Can Polish democracy still be saved? 

Considering the fact that PiS has quite literally taken control over Poland’s public media outlets and courts and has established a strong and supportive online presence thatshows no signs of slowing down, it seems difficult to imagine it losing its positions of power. However, in the 2019 Polish parliamentary election, PiS slightly lost its grip, as it lost its control of the Senate, the upper house of the Polish parliament, winning 49 out of its 100 seats. While the Senate is less powerful than the lower chamber, the Sejm (which PiS still controls with 235 out of 460 seats), it can slow down the passing of laws and appoint key officials, thus complicating PiS’ control of the legislative body. This is a slightly better situation compared to 2015, when PiS controlled the presidency, the Sejm and the Senate. Therefore, all focus rests on the 2023 parliamentary election to see if the party can regain control of all legislative bodies. In addition, there is prominent popular opposition to PiS, as protests against the previously mentioned Constitutional Tribunal rulings on abortion were one of the largest and longest in recent Polish history. 

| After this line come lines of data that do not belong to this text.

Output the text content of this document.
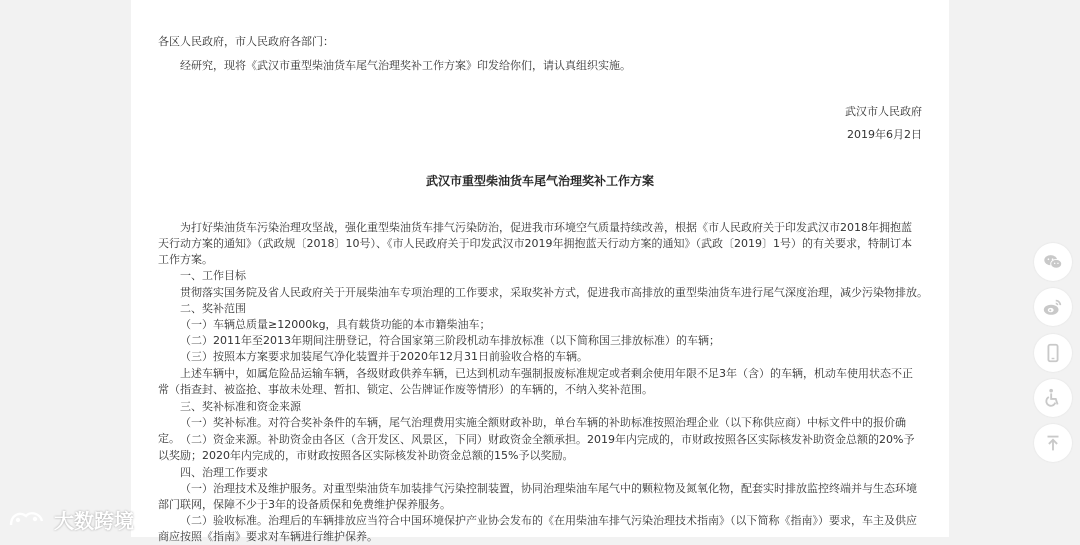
各区人民政府，市人民政府各部门：
经研究，现将《武汉市重型柴油货车尾气治理奖补工作方案》印发给你们，请认真组织实施。
武汉市人民政府
2019年6月2日
武汉市重型柴油货车尾气治理奖补工作方案
为打好柴油货车污染治理攻坚战，强化重型柴油货车排气污染防治，促进我市环境空气质量持续改善，根据《市人民政府关于印发武汉市2018年拥抱蓝天行动方案的通知》（武政规〔2018〕10号）、《市人民政府关于印发武汉市2019年拥抱蓝天行动方案的通知》（武政〔2019〕1号）的有关要求，特制订本工作方案。
一、工作目标
贯彻落实国务院及省人民政府关于开展柴油车专项治理的工作要求，采取奖补方式，促进我市高排放的重型柴油货车进行尾气深度治理，减少污染物排放。
二、奖补范围
（一）车辆总质量≥12000kg，具有载货功能的本市籍柴油车；
（二）2011年至2013年期间注册登记，符合国家第三阶段机动车排放标准（以下简称国三排放标准）的车辆；
（三）按照本方案要求加装尾气净化装置并于2020年12月31日前验收合格的车辆。
上述车辆中，如属危险品运输车辆，各级财政供养车辆，已达到机动车强制报废标准规定或者剩余使用年限不足3年（含）的车辆，机动车使用状态不正常（指查封、被盗抢、事故未处理、暂扣、锁定、公告牌证作废等情形）的车辆的，不纳入奖补范围。
三、奖补标准和资金来源
（一）奖补标准。对符合奖补条件的车辆，尾气治理费用实施全额财政补助，单台车辆的补助标准按照治理企业（以下称供应商）中标文件中的报价确定。 （二）资金来源。补助资金由各区（含开发区、风景区，下同）财政资金全额承担。2019年内完成的，市财政按照各区实际核发补助资金总额的20%予以奖励；2020年内完成的，市财政按照各区实际核发补助资金总额的15%予以奖励。
四、治理工作要求
（一）治理技术及维护服务。对重型柴油货车加装排气污染控制装置，协同治理柴油车尾气中的颗粒物及氮氧化物，配套实时排放监控终端并与生态环境部门联网，保障不少于3年的设备质保和免费维护保养服务。
（二）验收标准。治理后的车辆排放应当符合中国环境保护产业协会发布的《在用柴油车排气污染治理技术指南》（以下简称《指南》）要求，车主及供应商应按照《指南》要求对车辆进行维护保养。
大数跨境
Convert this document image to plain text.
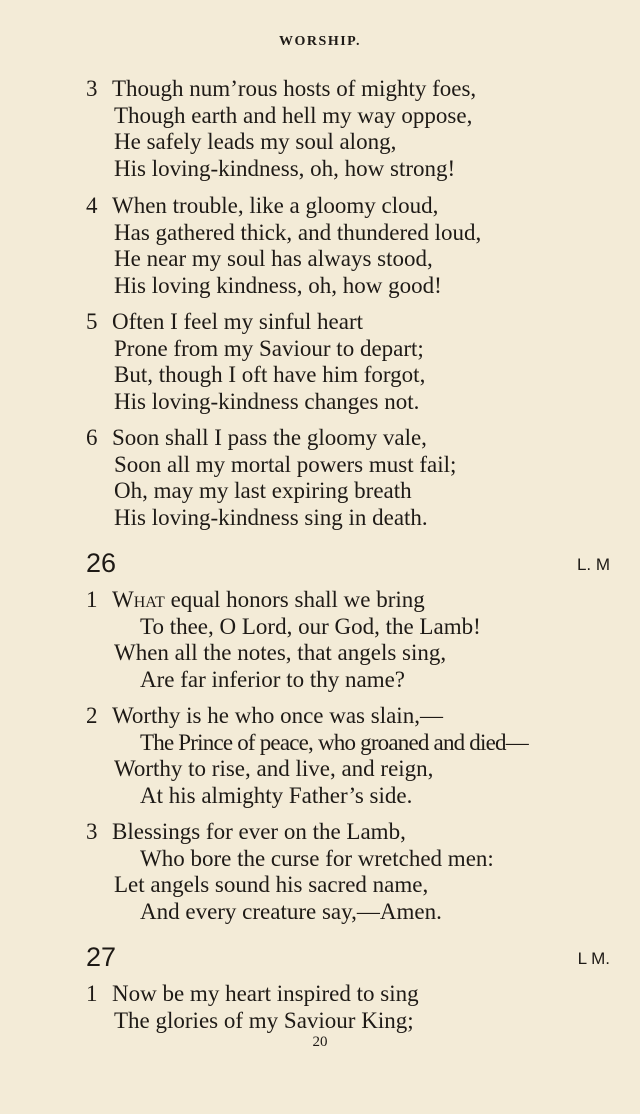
WORSHIP.
3 Though num’rous hosts of mighty foes,
Though earth and hell my way oppose,
He safely leads my soul along,
His loving-kindness, oh, how strong!
4 When trouble, like a gloomy cloud,
Has gathered thick, and thundered loud,
He near my soul has always stood,
His loving kindness, oh, how good!
5 Often I feel my sinful heart
Prone from my Saviour to depart;
But, though I oft have him forgot,
His loving-kindness changes not.
6 Soon shall I pass the gloomy vale,
Soon all my mortal powers must fail;
Oh, may my last expiring breath
His loving-kindness sing in death.
26	L. M
1 What equal honors shall we bring
To thee, O Lord, our God, the Lamb!
When all the notes, that angels sing,
Are far inferior to thy name?
2 Worthy is he who once was slain,—
The Prince of peace, who groaned and died—
Worthy to rise, and live, and reign,
At his almighty Father’s side.
3 Blessings for ever on the Lamb,
Who bore the curse for wretched men:
Let angels sound his sacred name,
And every creature say,—Amen.
27	L M.
1 Now be my heart inspired to sing
The glories of my Saviour King;
20
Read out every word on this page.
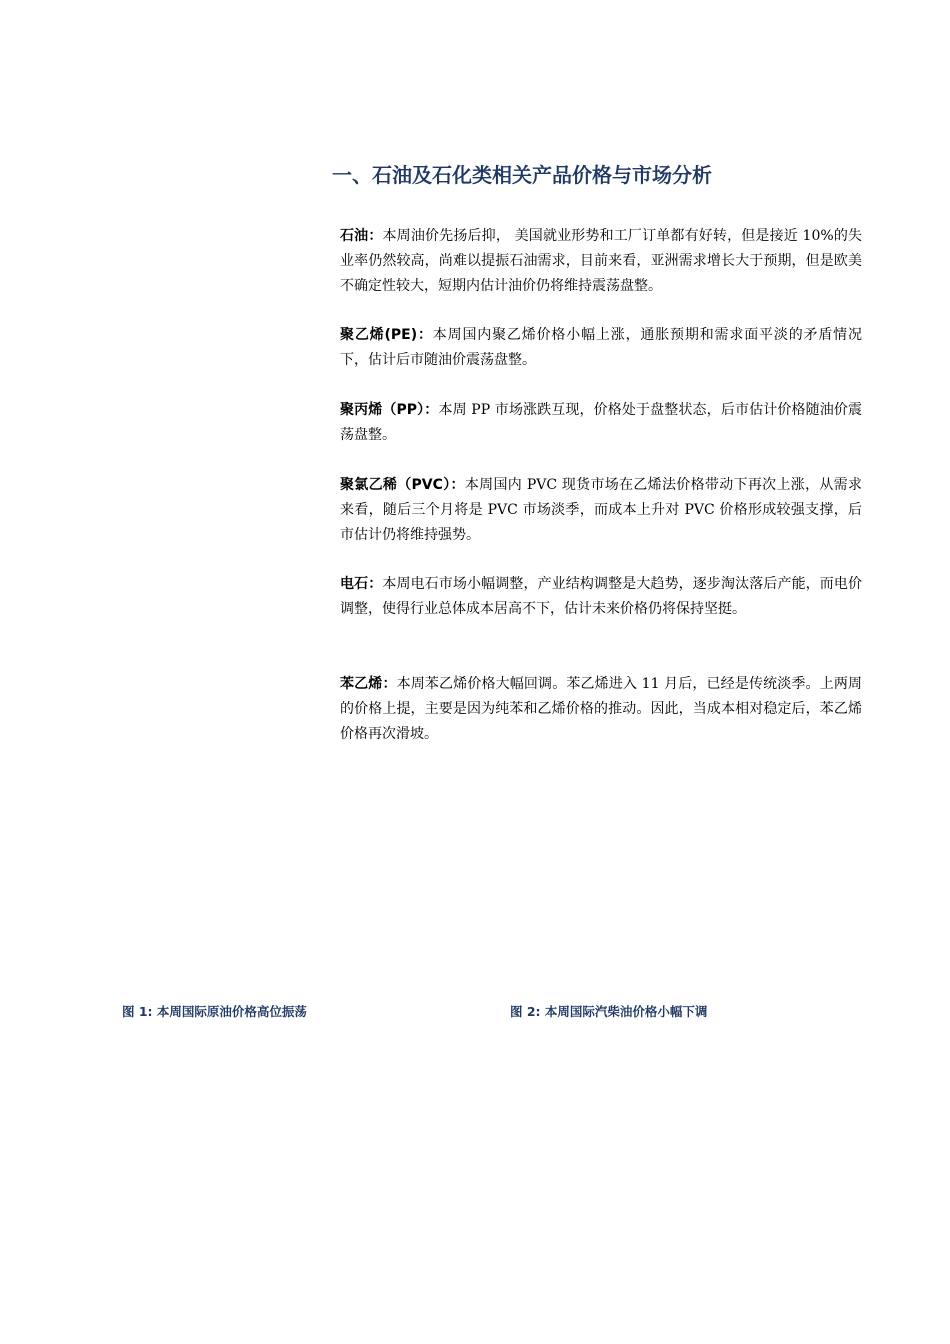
一、石油及石化类相关产品价格与市场分析

石油：本周油价先扬后抑， 美国就业形势和工厂订单都有好转，但是接近 10%的失业率仍然较高，尚难以提振石油需求，目前来看，亚洲需求增长大于预期，但是欧美不确定性较大，短期内估计油价仍将维持震荡盘整。

聚乙烯(PE)：本周国内聚乙烯价格小幅上涨，通胀预期和需求面平淡的矛盾情况下，估计后市随油价震荡盘整。

聚丙烯（PP）：本周 PP 市场涨跌互现，价格处于盘整状态，后市估计价格随油价震荡盘整。

聚氯乙稀（PVC）：本周国内 PVC 现货市场在乙烯法价格带动下再次上涨，从需求来看，随后三个月将是 PVC 市场淡季，而成本上升对 PVC 价格形成较强支撑，后市估计仍将维持强势。

电石：本周电石市场小幅调整，产业结构调整是大趋势，逐步淘汰落后产能，而电价调整，使得行业总体成本居高不下，估计未来价格仍将保持坚挺。

苯乙烯：本周苯乙烯价格大幅回调。苯乙烯进入 11 月后，已经是传统淡季。上两周的价格上提，主要是因为纯苯和乙烯价格的推动。因此，当成本相对稳定后，苯乙烯价格再次滑坡。

图 1: 本周国际原油价格高位振荡	图 2: 本周国际汽柴油价格小幅下调
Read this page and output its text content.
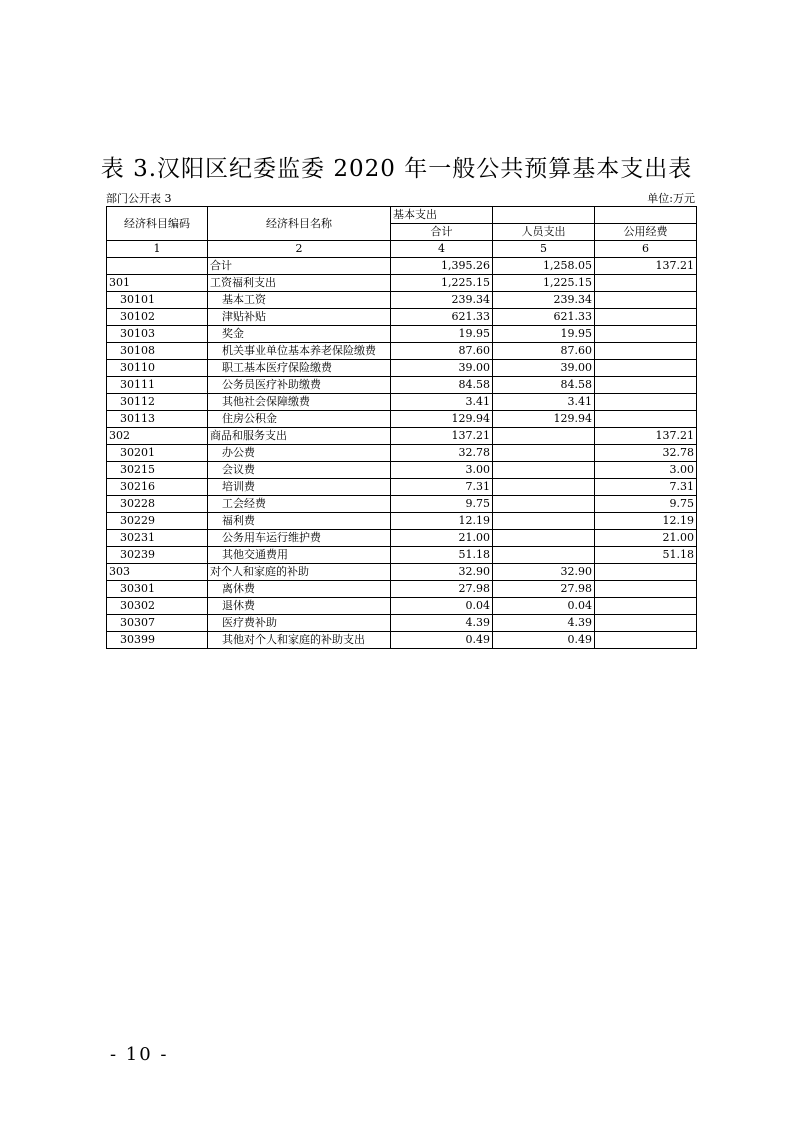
表 3.汉阳区纪委监委 2020 年一般公共预算基本支出表
部门公开表 3	单位:万元
经济科目编码	经济科目名称	基本支出		
		合计	人员支出	公用经费
1	2	4	5	6
	合计	1,395.26	1,258.05	137.21
301	工资福利支出	1,225.15	1,225.15	
30101	基本工资	239.34	239.34	
30102	津贴补贴	621.33	621.33	
30103	奖金	19.95	19.95	
30108	机关事业单位基本养老保险缴费	87.60	87.60	
30110	职工基本医疗保险缴费	39.00	39.00	
30111	公务员医疗补助缴费	84.58	84.58	
30112	其他社会保障缴费	3.41	3.41	
30113	住房公积金	129.94	129.94	
302	商品和服务支出	137.21		137.21
30201	办公费	32.78		32.78
30215	会议费	3.00		3.00
30216	培训费	7.31		7.31
30228	工会经费	9.75		9.75
30229	福利费	12.19		12.19
30231	公务用车运行维护费	21.00		21.00
30239	其他交通费用	51.18		51.18
303	对个人和家庭的补助	32.90	32.90	
30301	离休费	27.98	27.98	
30302	退休费	0.04	0.04	
30307	医疗费补助	4.39	4.39	
30399	其他对个人和家庭的补助支出	0.49	0.49	
- 10 -
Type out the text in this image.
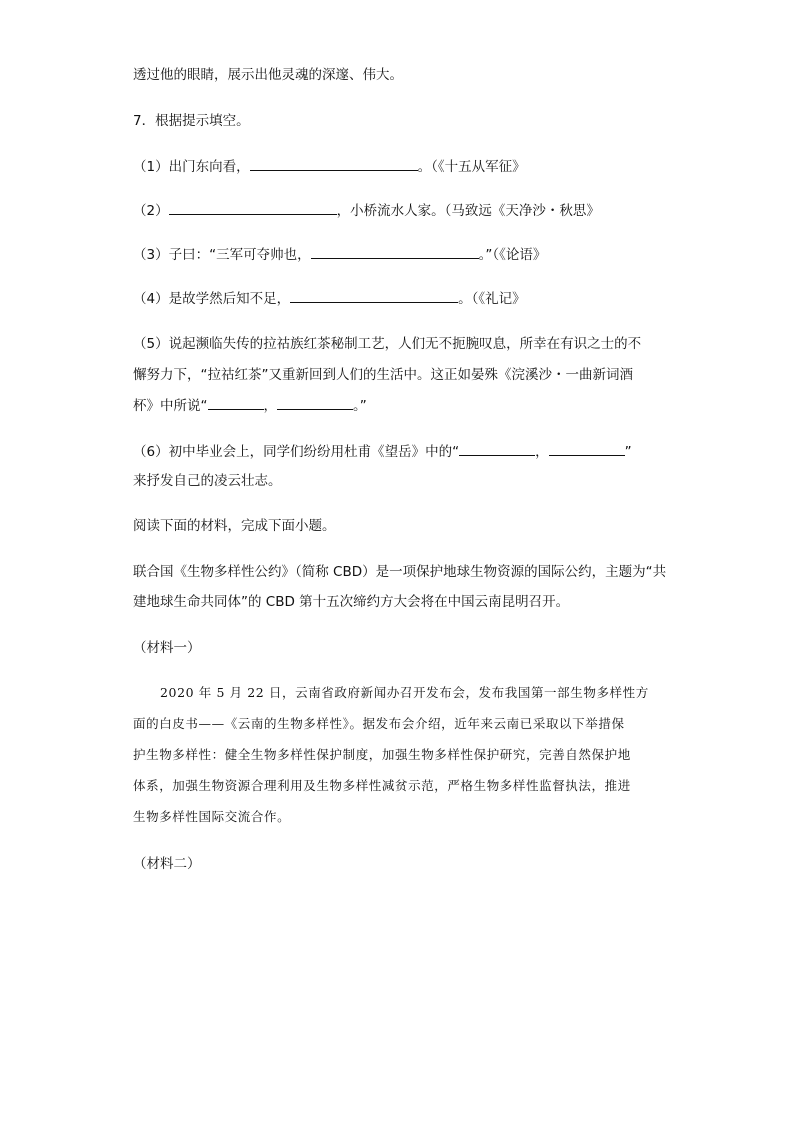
透过他的眼睛，展示出他灵魂的深邃、伟大。
7．根据提示填空。
（1）出门东向看，	。（《十五从军征》
（2）	，小桥流水人家。（马致远《天净沙・秋思》
（3）子曰：“三军可夺帅也，	。”（《论语》
（4）是故学然后知不足，	。（《礼记》
（5）说起濒临失传的拉祜族红茶秘制工艺，人们无不扼腕叹息，所幸在有识之士的不
懈努力下，“拉祜红茶”又重新回到人们的生活中。这正如晏殊《浣溪沙・一曲新词酒
杯》中所说“	，	。”
（6）初中毕业会上，同学们纷纷用杜甫《望岳》中的“	，	”
来抒发自己的凌云壮志。
阅读下面的材料，完成下面小题。
联合国《生物多样性公约》（简称 CBD）是一项保护地球生物资源的国际公约，主题为“共
建地球生命共同体”的 CBD 第十五次缔约方大会将在中国云南昆明召开。
（材料一）
2020 年 5 月 22 日，云南省政府新闻办召开发布会，发布我国第一部生物多样性方
面的白皮书——《云南的生物多样性》。据发布会介绍，近年来云南已采取以下举措保
护生物多样性：健全生物多样性保护制度，加强生物多样性保护研究，完善自然保护地
体系，加强生物资源合理利用及生物多样性减贫示范，严格生物多样性监督执法，推进
生物多样性国际交流合作。
（材料二）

However, in my view, the future of Polish democracy is entirely in the hands of Poles themselves, since the EU does not have the necessary tools for solving such a problem. Therefore, it is crucial that voters who are dissatisfied with the incumbent government head to the ballot box and vote for their desired opposition candidates in the upcoming 2023 parliamentary election. Independent Polish civil society organizations and media sources which publish investigations about PiS’ abuse of power must be supported financially through donations and other financial contributions, so the brave researchers and journalists can expose the government’s true intentions to the public. Opposition activists must continue to organize large scale protests in response to further PiS’ violations in order to grow the democratic Polish community and show the incumbents that their policies do not reflect the view of the Polish people as a whole.